Was this the night when he would finally expect to claim her as his wife? But when he lowered his finger from her skin, she saw that his hand was shaking. She watched his face in the reflection of her new mirror and noticed that he was biting his lip. Was he frustrated, anxious… scared even? He resumed brushing and left soon after, without another single touch or glance.
After two weeks Tamara’s horse arrived. She looked at the beautiful, muscular animal and wished herself quietly tucked up in bed.
‘She’s called Briar,’ Cecil announced, proudly. ‘A fine animal; cost me a fortune.’

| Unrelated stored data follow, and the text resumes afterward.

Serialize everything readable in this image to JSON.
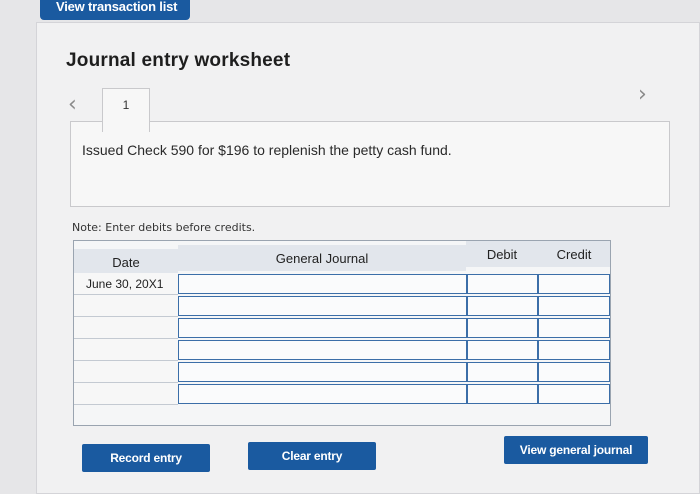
{
  "top_tab": {
    "label": "View transaction list"
  },
  "worksheet": {
    "title": "Journal entry worksheet",
    "page_tab": "1",
    "question": "Issued Check 590 for $196 to replenish the petty cash fund.",
    "note": "Note: Enter debits before credits."
  },
  "journal": {
    "headers": {
      "date": "Date",
      "account": "General Journal",
      "debit": "Debit",
      "credit": "Credit"
    },
    "rows": [
      {
        "date": "June 30, 20X1",
        "account": "",
        "debit": "",
        "credit": ""
      },
      {
        "date": "",
        "account": "",
        "debit": "",
        "credit": ""
      },
      {
        "date": "",
        "account": "",
        "debit": "",
        "credit": ""
      },
      {
        "date": "",
        "account": "",
        "debit": "",
        "credit": ""
      },
      {
        "date": "",
        "account": "",
        "debit": "",
        "credit": ""
      },
      {
        "date": "",
        "account": "",
        "debit": "",
        "credit": ""
      }
    ]
  },
  "buttons": {
    "record": "Record entry",
    "clear": "Clear entry",
    "view_journal": "View general journal"
  },
  "colors": {
    "primary_button": "#1a5aa0",
    "cell_border": "#3b6ea8"
  }
}
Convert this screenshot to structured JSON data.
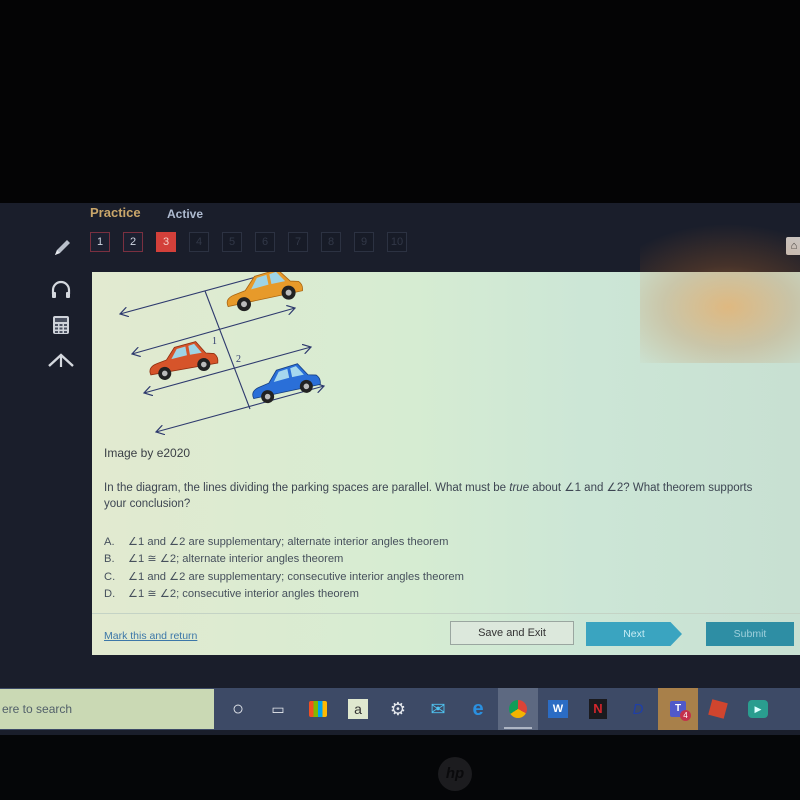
{
  "header": {
    "tabs": [
      {
        "label": "Practice",
        "state": "selected"
      },
      {
        "label": "Active",
        "state": "default"
      }
    ],
    "question_nav": [
      {
        "label": "1",
        "state": "visited"
      },
      {
        "label": "2",
        "state": "visited"
      },
      {
        "label": "3",
        "state": "current"
      },
      {
        "label": "4",
        "state": "unvisited"
      },
      {
        "label": "5",
        "state": "unvisited"
      },
      {
        "label": "6",
        "state": "unvisited"
      },
      {
        "label": "7",
        "state": "unvisited"
      },
      {
        "label": "8",
        "state": "unvisited"
      },
      {
        "label": "9",
        "state": "unvisited"
      },
      {
        "label": "10",
        "state": "unvisited"
      }
    ],
    "left_tool_icon": "pencil-icon",
    "right_tool_icon": "eraser-icon"
  },
  "side_tools": [
    {
      "name": "headphones-icon"
    },
    {
      "name": "calculator-icon"
    },
    {
      "name": "collapse-up-icon"
    }
  ],
  "diagram": {
    "angle_labels": [
      "1",
      "2"
    ],
    "cars": [
      "orange",
      "red-orange",
      "blue"
    ],
    "colors": {
      "orange_car": "#e79a2a",
      "red_car": "#d6542a",
      "blue_car": "#2a6fd8",
      "lines": "#2e3a6e"
    }
  },
  "content": {
    "credit": "Image by e2020",
    "question_part1": "In the diagram, the lines dividing the parking spaces are parallel. What must be ",
    "question_emph": "true",
    "question_part2": " about ∠1 and ∠2? What theorem supports your conclusion?",
    "choices": [
      {
        "letter": "A.",
        "text": "∠1 and ∠2 are supplementary; alternate interior angles theorem"
      },
      {
        "letter": "B.",
        "text": "∠1 ≅ ∠2; alternate interior angles theorem"
      },
      {
        "letter": "C.",
        "text": "∠1 and ∠2 are supplementary; consecutive interior angles theorem"
      },
      {
        "letter": "D.",
        "text": "∠1 ≅ ∠2; consecutive interior angles theorem"
      }
    ]
  },
  "footer": {
    "mark_link": "Mark this and return",
    "save_exit": "Save and Exit",
    "next": "Next",
    "submit": "Submit"
  },
  "taskbar": {
    "search_text": "ere to search",
    "icons": [
      {
        "name": "cortana-icon",
        "glyph": "○"
      },
      {
        "name": "task-view-icon",
        "glyph": "▭"
      },
      {
        "name": "store-icon",
        "glyph": "🛍"
      },
      {
        "name": "amazon-icon",
        "glyph": "a"
      },
      {
        "name": "settings-icon",
        "glyph": "⚙"
      },
      {
        "name": "mail-icon",
        "glyph": "✉"
      },
      {
        "name": "edge-icon",
        "glyph": "e"
      },
      {
        "name": "chrome-icon",
        "glyph": "◉"
      },
      {
        "name": "word-icon",
        "glyph": "W"
      },
      {
        "name": "netflix-icon",
        "glyph": "N"
      },
      {
        "name": "disney-plus-icon",
        "glyph": "D"
      },
      {
        "name": "teams-icon",
        "glyph": "T",
        "badge": "4"
      },
      {
        "name": "roblox-icon",
        "glyph": "■"
      },
      {
        "name": "meet-icon",
        "glyph": "▶"
      }
    ]
  },
  "hardware": {
    "logo": "hp"
  }
}
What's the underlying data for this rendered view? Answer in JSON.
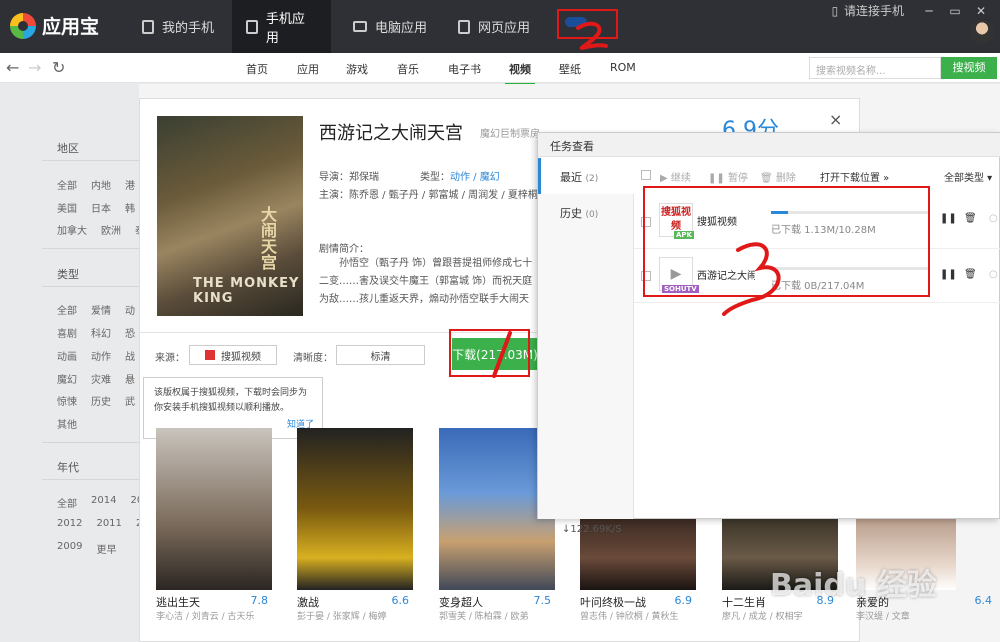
{
  "app": {
    "name": "应用宝"
  },
  "nav": {
    "tabs": [
      {
        "label": "我的手机",
        "icon": "phone-icon"
      },
      {
        "label": "手机应用",
        "icon": "app-icon",
        "active": true
      },
      {
        "label": "电脑应用",
        "icon": "monitor-icon"
      },
      {
        "label": "网页应用",
        "icon": "webpage-icon"
      }
    ]
  },
  "window": {
    "connect_label": "请连接手机",
    "controls": [
      "─",
      "▭",
      "✕"
    ]
  },
  "categories": [
    {
      "label": "首页"
    },
    {
      "label": "应用"
    },
    {
      "label": "游戏"
    },
    {
      "label": "音乐"
    },
    {
      "label": "电子书"
    },
    {
      "label": "视频",
      "active": true
    },
    {
      "label": "壁纸"
    },
    {
      "label": "ROM"
    }
  ],
  "search": {
    "placeholder": "搜索视频名称...",
    "button": "搜视频"
  },
  "filters": {
    "region": {
      "title": "地区",
      "rows": [
        [
          "全部",
          "内地",
          "港"
        ],
        [
          "美国",
          "日本",
          "韩"
        ],
        [
          "加拿大",
          "欧洲",
          "泰"
        ]
      ]
    },
    "type": {
      "title": "类型",
      "rows": [
        [
          "全部",
          "爱情",
          "动"
        ],
        [
          "喜剧",
          "科幻",
          "恐"
        ],
        [
          "动画",
          "动作",
          "战"
        ],
        [
          "魔幻",
          "灾难",
          "悬"
        ],
        [
          "惊悚",
          "历史",
          "武"
        ],
        [
          "其他"
        ]
      ]
    },
    "year": {
      "title": "年代",
      "rows": [
        [
          "全部",
          "2014",
          "20"
        ],
        [
          "2012",
          "2011",
          "20"
        ],
        [
          "2009",
          "更早"
        ]
      ]
    }
  },
  "detail": {
    "title": "西游记之大闹天宫",
    "subtitle": "魔幻巨制票房",
    "score": "6.9分",
    "poster_title": "大闹天宫",
    "poster_en": "THE MONKEY KING",
    "director_label": "导演：",
    "director": "郑保瑞",
    "genre_label": "类型：",
    "genre": "动作 / 魔幻",
    "cast_label": "主演：",
    "cast": "陈乔恩 / 甄子丹 / 郭富城 / 周润发 / 夏梓桐",
    "plot_label": "剧情简介：",
    "plot": "孙悟空（甄子丹 饰）曾跟菩提祖师修成七十二变……害及误交牛魔王（郭富城 饰）而祝天庭为敌……孩儿重返天界，煽动孙悟空联手大闹天庭，最终迫使",
    "source_label": "来源：",
    "source": "搜狐视频",
    "quality_label": "清晰度：",
    "quality": "标清",
    "download_button": "下载(217.03M)",
    "close": "×"
  },
  "tooltip": {
    "text": "该版权属于搜狐视频，下载时会同步为你安装手机搜狐视频以顺利播放。",
    "confirm": "知道了"
  },
  "movies": [
    {
      "name": "逃出生天",
      "score": "7.8",
      "actors": "李心洁 / 刘青云 / 古天乐"
    },
    {
      "name": "激战",
      "score": "6.6",
      "actors": "彭于晏 / 张家辉 / 梅婷"
    },
    {
      "name": "变身超人",
      "score": "7.5",
      "actors": "郭雪芙 / 陈柏霖 / 欧弟"
    },
    {
      "name": "叶问终极一战",
      "score": "6.9",
      "actors": "曾志伟 / 钟欣桐 / 黄秋生"
    },
    {
      "name": "十二生肖",
      "score": "8.9",
      "actors": "廖凡 / 成龙 / 权相宇"
    },
    {
      "name": "亲爱的",
      "score": "6.4",
      "actors": "李汉缇 / 文章"
    }
  ],
  "task_panel": {
    "title": "任务查看",
    "tabs": [
      {
        "label": "最近",
        "count": "(2)"
      },
      {
        "label": "历史",
        "count": "(0)"
      }
    ],
    "toolbar": {
      "resume": "继续",
      "pause": "暂停",
      "delete": "删除",
      "open_location": "打开下载位置 »",
      "type_filter": "全部类型"
    },
    "rows": [
      {
        "name": "搜狐视频",
        "icon_text": "搜狐视频",
        "tag": "APK",
        "status": "已下载 1.13M/10.28M",
        "progress": 0.11
      },
      {
        "name": "西游记之大闹天宫",
        "icon_text": "▶",
        "tag": "SOHUTV",
        "status": "已下载 0B/217.04M",
        "progress": 0.0
      }
    ],
    "speed": "↓122.69K/S"
  },
  "annotations": [
    "1",
    "2",
    "3"
  ],
  "watermark": "Baidu 经验"
}
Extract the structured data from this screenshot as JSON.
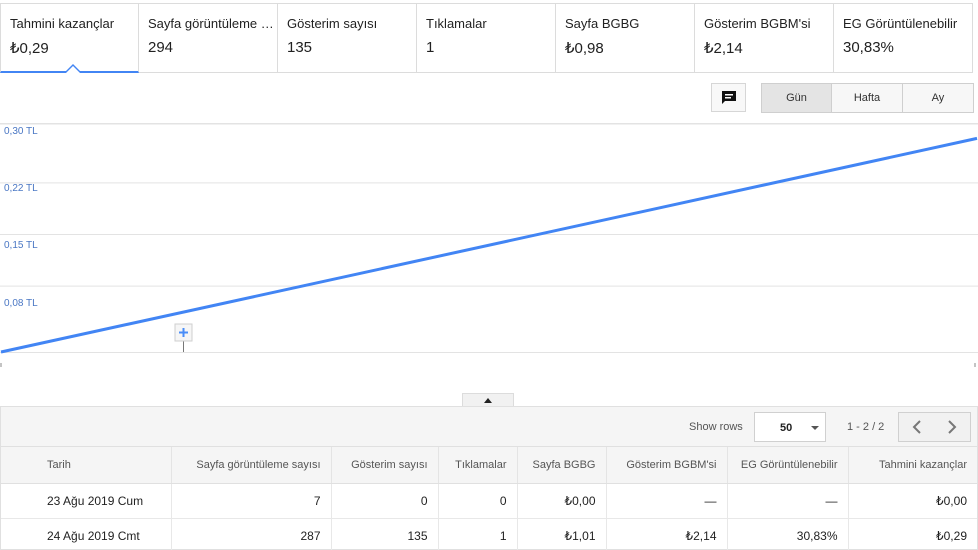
{
  "metrics": [
    {
      "label": "Tahmini kazançlar",
      "value": "₺0,29",
      "active": true
    },
    {
      "label": "Sayfa görüntüleme sayısı",
      "value": "294"
    },
    {
      "label": "Gösterim sayısı",
      "value": "135"
    },
    {
      "label": "Tıklamalar",
      "value": "1"
    },
    {
      "label": "Sayfa BGBG",
      "value": "₺0,98"
    },
    {
      "label": "Gösterim BGBM'si",
      "value": "₺2,14"
    },
    {
      "label": "EG Görüntülenebilir",
      "value": "30,83%"
    }
  ],
  "toolbar": {
    "annotation_icon": "comment-icon",
    "granularity": [
      "Gün",
      "Hafta",
      "Ay"
    ],
    "selected": "Gün"
  },
  "chart_data": {
    "type": "line",
    "x": [
      "23 Ağu 2019",
      "24 Ağu 2019"
    ],
    "series": [
      {
        "values": [
          0.0,
          0.29
        ]
      }
    ],
    "yticks": [
      "0,30 TL",
      "0,22 TL",
      "0,15 TL",
      "0,08 TL"
    ],
    "ylim": [
      0,
      0.3
    ],
    "grid": true,
    "color": "#4285f4"
  },
  "table": {
    "show_rows_label": "Show rows",
    "rows_per_page": "50",
    "range": "1 - 2 / 2",
    "headers": [
      "Tarih",
      "Sayfa görüntüleme sayısı",
      "Gösterim sayısı",
      "Tıklamalar",
      "Sayfa BGBG",
      "Gösterim BGBM'si",
      "EG Görüntülenebilir",
      "Tahmini kazançlar"
    ],
    "rows": [
      [
        "23 Ağu 2019 Cum",
        "7",
        "0",
        "0",
        "₺0,00",
        "—",
        "—",
        "₺0,00"
      ],
      [
        "24 Ağu 2019 Cmt",
        "287",
        "135",
        "1",
        "₺1,01",
        "₺2,14",
        "30,83%",
        "₺0,29"
      ]
    ]
  }
}
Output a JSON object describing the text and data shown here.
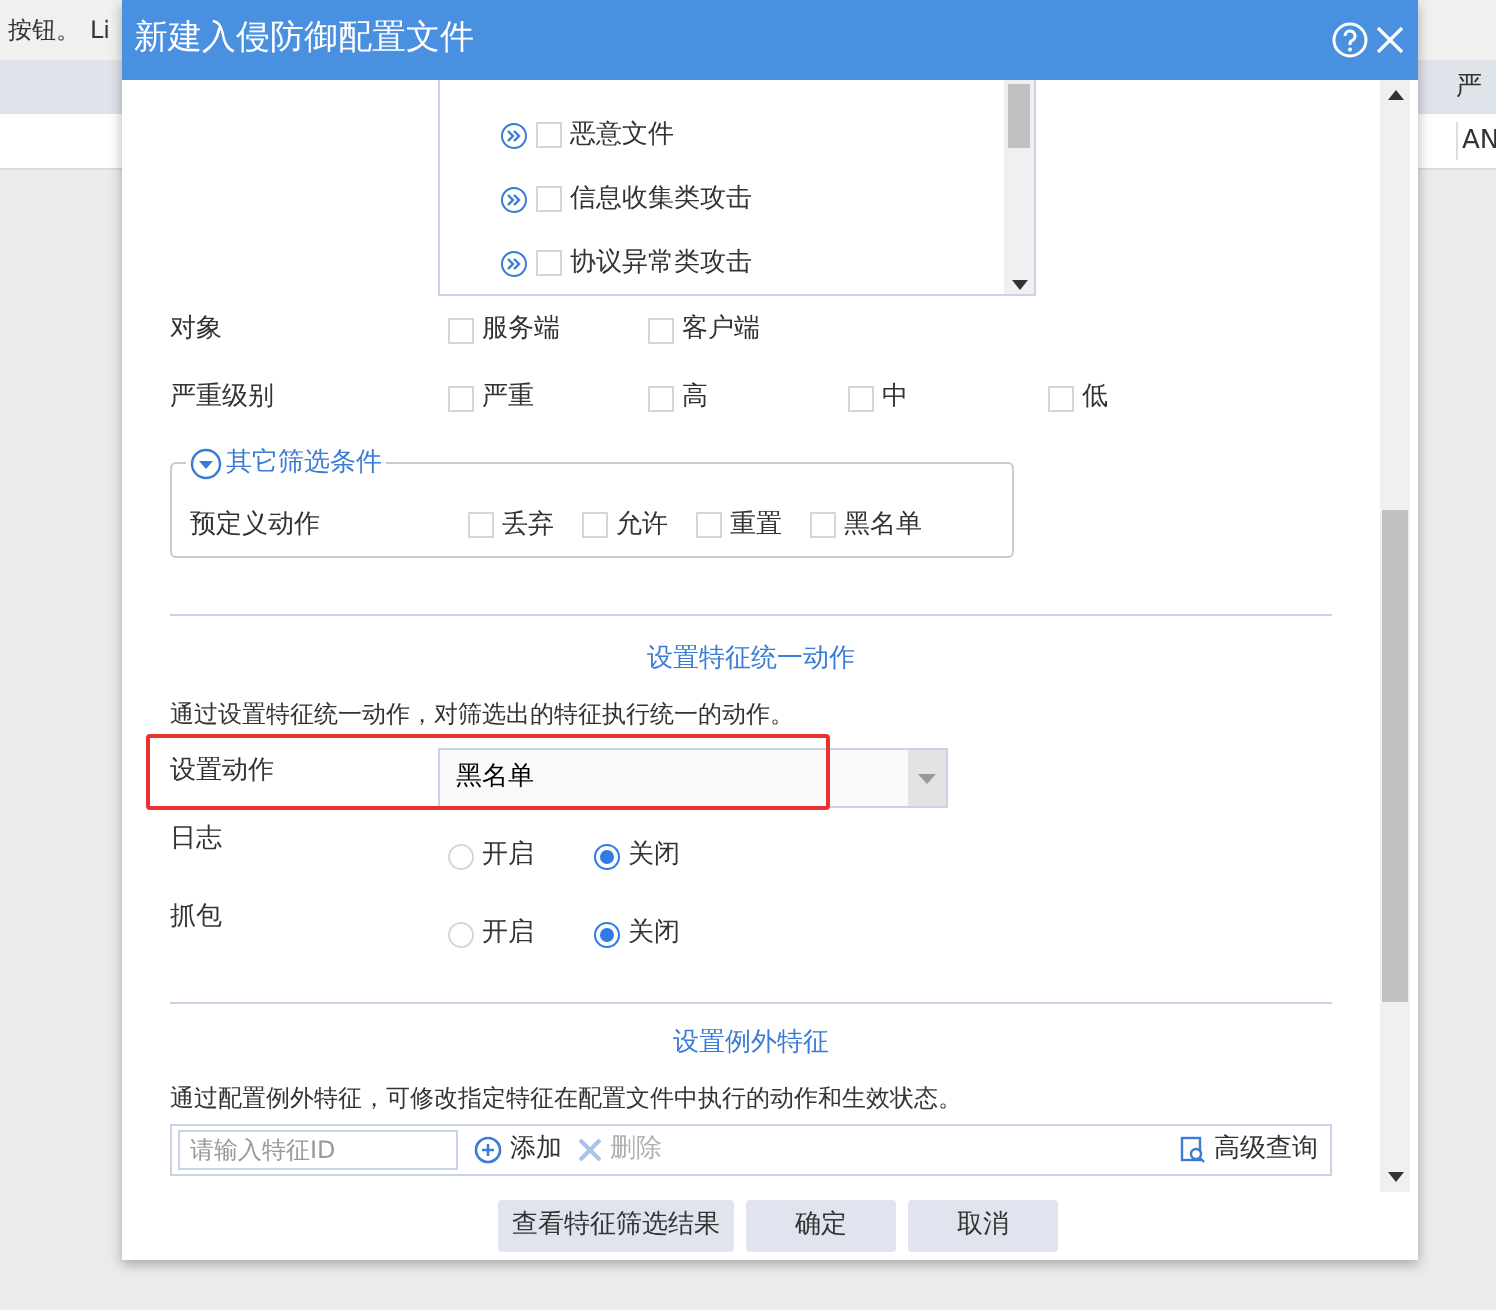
{
  "background": {
    "top_texts": [
      "按钮。",
      "Li"
    ],
    "header_cell": "严",
    "row_cell": "AN"
  },
  "dialog": {
    "title": "新建入侵防御配置文件",
    "category_list": [
      {
        "label": "恶意文件",
        "checked": false
      },
      {
        "label": "信息收集类攻击",
        "checked": false
      },
      {
        "label": "协议异常类攻击",
        "checked": false
      }
    ],
    "filters": [
      {
        "label": "对象",
        "options": [
          {
            "label": "服务端",
            "checked": false
          },
          {
            "label": "客户端",
            "checked": false
          }
        ]
      },
      {
        "label": "严重级别",
        "options": [
          {
            "label": "严重",
            "checked": false
          },
          {
            "label": "高",
            "checked": false
          },
          {
            "label": "中",
            "checked": false
          },
          {
            "label": "低",
            "checked": false
          }
        ]
      }
    ],
    "other_filters": {
      "legend": "其它筛选条件",
      "expanded": true,
      "label": "预定义动作",
      "options": [
        {
          "label": "丢弃",
          "checked": false
        },
        {
          "label": "允许",
          "checked": false
        },
        {
          "label": "重置",
          "checked": false
        },
        {
          "label": "黑名单",
          "checked": false
        }
      ]
    },
    "unified_action": {
      "heading": "设置特征统一动作",
      "description": "通过设置特征统一动作，对筛选出的特征执行统一的动作。",
      "action_label": "设置动作",
      "action_value": "黑名单",
      "highlighted": true,
      "radio_groups": [
        {
          "label": "日志",
          "options": [
            {
              "label": "开启",
              "selected": false
            },
            {
              "label": "关闭",
              "selected": true
            }
          ]
        },
        {
          "label": "抓包",
          "options": [
            {
              "label": "开启",
              "selected": false
            },
            {
              "label": "关闭",
              "selected": true
            }
          ]
        }
      ]
    },
    "exceptions": {
      "heading": "设置例外特征",
      "description": "通过配置例外特征，可修改指定特征在配置文件中执行的动作和生效状态。",
      "search_placeholder": "请输入特征ID",
      "tools": [
        {
          "kind": "add",
          "label": "添加",
          "disabled": false
        },
        {
          "kind": "delete",
          "label": "删除",
          "disabled": true
        },
        {
          "kind": "query",
          "label": "高级查询",
          "disabled": false
        }
      ]
    },
    "buttons": [
      "查看特征筛选结果",
      "确定",
      "取消"
    ]
  }
}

Tamara stepped up to her, conscious that any true country woman would be heartily throwing herself onto the back of this creature by now and galloping delightedly off into the distance. She put a timid hand against its flank, feeling the warmth of the chestnut coat on her skin. Briar stretched her neck towards her, as if to say hello, and Tamara raised her other hand to stroke the horse’s velvet nose. She had great, beautiful eyes; the colour of chocolate. She hoped that Briar wouldn’t sense her nervousness and do something sudden. But the horse only exhaled deeply through her nostrils and gave her head a gentle shake.
‘Get on her then, we shall go for a ride,’ said Cecil.
‘Really? So soon?’
‘Of course. The sooner you shake off this unnatural fear, the better.’
Cecil’s eyes were sparkling. He was enjoying this; he was relishing her terror. She felt her face burn up. How dare she let herself fail so miserably in front of him? Even now she could feel her back stooping defensively, her hands quivering. And yet she could do nothing to hide it. Hot, angry tears welled up in her eyes.